Many individuals experience embarrassment when it comes to their anxiety, often choosing not to share their struggles with others. Instead, they keep these feelings to themselves and attempt to manage them alone. This tendency is frequently rooted in the belief that having anxiety is a sign of weakness or a flaw in one’s character. Some may even perceive their anxiety as a form of punishment or as being possessed by negative forces, such as demons.

These thoughts can foster intense feelings of guilt and shame, making people reluctant to let anyone know what they are experiencing. The secrecy surrounding these emotions highlights the uncertainty and lack of understanding that often accompany anxiety. This uncertainty exists prior to—and contributes to—the debilitating effects that ultimately force a person to confront these challenging and misunderstood emotions.

Learning that anxiety is a real physical problem begins the healing process. It helps when you realize that anxiety is not just a glitch in your thinking, that it can take over your entire nervous system and control your emotions, thoughts, and even your attention. This helps you become less consumed with anxiety and to begin to feel that you can survive. If you don't discuss your experiences or seek help, you can become trapped in these intensely negative emotions.

Recognizing Anxiety as a Physical Condition

Understanding that anxiety is not merely a mental issue, but a real, physical problem is an essential step in healing. This realization comes when you see anxiety as a physical condition that can impact your entire nervous system, influencing emotions, thoughts, and even your ability to focus. This awareness allows you to feel less overwhelmed by anxiety and gives you hope that you can manage and survive it.

However, if you avoid talking about your experiences or reaching out for support, you risk becoming trapped in these powerful negative emotions. The inability to express what you are feeling can reinforce isolation and make coping even more difficult.

The Consequences of Holding Strong Emotions Inside

Nearly every adult is familiar with, or has heard of, someone who has taken their own life. This tragic outcome prompts difficult questions, such as how someone can reach a point where they no longer wish to live. Many individuals lose hope for a variety of reasons, struggling intensely with their emotions and feeling isolated or trapped. This overwhelming pain can be caused by anxiety, guilt, shame, depression, anger, loss, or health problems, and can lead to intense suffering and drive a person to seek escape, and, for some, suicide appears to be the only way out.

Although it can be hard to comprehend, taking your life does occur and is not as rare as one might think. After tragic events like this, the narrative often reveals that the individual had been suppressing their feelings, worries, insecurities, and thoughts. These internal struggles affected their nervous system to such a degree that they could no longer manage or endure.

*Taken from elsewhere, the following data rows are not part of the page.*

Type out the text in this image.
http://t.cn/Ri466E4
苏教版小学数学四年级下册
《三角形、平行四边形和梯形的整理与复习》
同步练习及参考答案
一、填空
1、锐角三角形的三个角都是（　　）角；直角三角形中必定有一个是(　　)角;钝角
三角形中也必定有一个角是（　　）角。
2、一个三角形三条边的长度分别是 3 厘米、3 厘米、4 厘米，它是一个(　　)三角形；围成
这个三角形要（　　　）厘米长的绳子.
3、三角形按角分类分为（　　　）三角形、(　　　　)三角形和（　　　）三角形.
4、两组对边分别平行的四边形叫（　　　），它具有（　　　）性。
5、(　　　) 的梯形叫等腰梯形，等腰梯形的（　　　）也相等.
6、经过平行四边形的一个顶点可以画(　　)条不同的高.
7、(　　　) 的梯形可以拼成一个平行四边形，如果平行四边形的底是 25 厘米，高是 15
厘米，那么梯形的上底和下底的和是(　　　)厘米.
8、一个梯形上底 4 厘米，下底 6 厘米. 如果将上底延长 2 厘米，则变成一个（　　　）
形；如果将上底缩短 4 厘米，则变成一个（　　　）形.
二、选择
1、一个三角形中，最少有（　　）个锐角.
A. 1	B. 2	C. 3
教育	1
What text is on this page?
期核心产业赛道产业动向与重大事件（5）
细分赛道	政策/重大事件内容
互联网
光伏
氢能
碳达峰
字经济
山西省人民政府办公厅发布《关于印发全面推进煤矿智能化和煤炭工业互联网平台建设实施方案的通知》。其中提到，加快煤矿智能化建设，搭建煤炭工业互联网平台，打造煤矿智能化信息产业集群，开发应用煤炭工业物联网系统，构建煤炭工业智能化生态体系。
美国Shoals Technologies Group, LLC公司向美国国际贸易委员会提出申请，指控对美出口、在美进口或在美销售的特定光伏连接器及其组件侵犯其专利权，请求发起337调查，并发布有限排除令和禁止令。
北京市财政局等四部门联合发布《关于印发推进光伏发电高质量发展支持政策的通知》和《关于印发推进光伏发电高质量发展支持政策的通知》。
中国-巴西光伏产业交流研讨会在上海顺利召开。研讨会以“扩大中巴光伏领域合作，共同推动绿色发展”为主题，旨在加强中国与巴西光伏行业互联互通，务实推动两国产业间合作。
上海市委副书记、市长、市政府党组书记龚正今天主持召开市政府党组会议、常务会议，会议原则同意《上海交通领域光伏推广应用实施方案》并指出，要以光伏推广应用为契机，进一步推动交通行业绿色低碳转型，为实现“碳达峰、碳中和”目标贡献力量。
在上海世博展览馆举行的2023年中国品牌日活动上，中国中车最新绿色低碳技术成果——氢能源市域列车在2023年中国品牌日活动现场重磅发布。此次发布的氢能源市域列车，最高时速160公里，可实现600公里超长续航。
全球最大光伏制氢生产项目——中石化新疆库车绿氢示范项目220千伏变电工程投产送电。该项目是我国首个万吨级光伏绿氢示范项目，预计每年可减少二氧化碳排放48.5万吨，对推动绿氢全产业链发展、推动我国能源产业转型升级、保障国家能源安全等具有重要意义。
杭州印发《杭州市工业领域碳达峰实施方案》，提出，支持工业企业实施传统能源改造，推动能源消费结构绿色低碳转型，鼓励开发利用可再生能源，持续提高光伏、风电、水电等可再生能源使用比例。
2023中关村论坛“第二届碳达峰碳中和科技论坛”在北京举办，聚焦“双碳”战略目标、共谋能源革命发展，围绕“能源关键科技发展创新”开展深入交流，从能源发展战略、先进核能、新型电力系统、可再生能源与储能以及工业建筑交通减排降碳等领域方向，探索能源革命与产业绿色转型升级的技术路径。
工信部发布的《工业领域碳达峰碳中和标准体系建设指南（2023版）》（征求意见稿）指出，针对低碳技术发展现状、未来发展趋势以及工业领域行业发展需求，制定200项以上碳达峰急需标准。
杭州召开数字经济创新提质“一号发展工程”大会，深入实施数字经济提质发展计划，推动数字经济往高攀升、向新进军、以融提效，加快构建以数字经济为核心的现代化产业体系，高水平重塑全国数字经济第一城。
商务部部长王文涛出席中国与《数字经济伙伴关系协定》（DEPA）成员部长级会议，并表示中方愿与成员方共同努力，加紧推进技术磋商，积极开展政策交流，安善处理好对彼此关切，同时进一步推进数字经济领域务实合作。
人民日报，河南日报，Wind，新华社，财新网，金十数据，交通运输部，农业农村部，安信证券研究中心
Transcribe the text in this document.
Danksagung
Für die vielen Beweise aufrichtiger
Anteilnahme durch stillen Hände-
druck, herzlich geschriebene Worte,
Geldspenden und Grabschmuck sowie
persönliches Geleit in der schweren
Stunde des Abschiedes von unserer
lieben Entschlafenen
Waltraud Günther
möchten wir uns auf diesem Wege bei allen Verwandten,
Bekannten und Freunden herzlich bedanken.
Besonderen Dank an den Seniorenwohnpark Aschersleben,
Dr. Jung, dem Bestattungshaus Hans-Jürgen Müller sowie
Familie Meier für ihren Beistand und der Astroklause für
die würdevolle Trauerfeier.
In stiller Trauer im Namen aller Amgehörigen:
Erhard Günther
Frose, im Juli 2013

Survivors—those left behind—frequently wrestle with guilt, questioning why the person did not confide in them or feeling regret that they were unaware of the victim's struggles. The term "victim" is used here because, ultimately, the individual becomes a victim of their own nervous system. The very system meant to protect and sustain life can, when overwhelmed, undermine health and happiness.

Recognizing that mental health is equally as important as physical health is crucial. If we neglect the issues we carry within, our physical survival is at risk. Addressing mental health challenges is not just a matter of emotional well-being, but a fundamental part of overall health.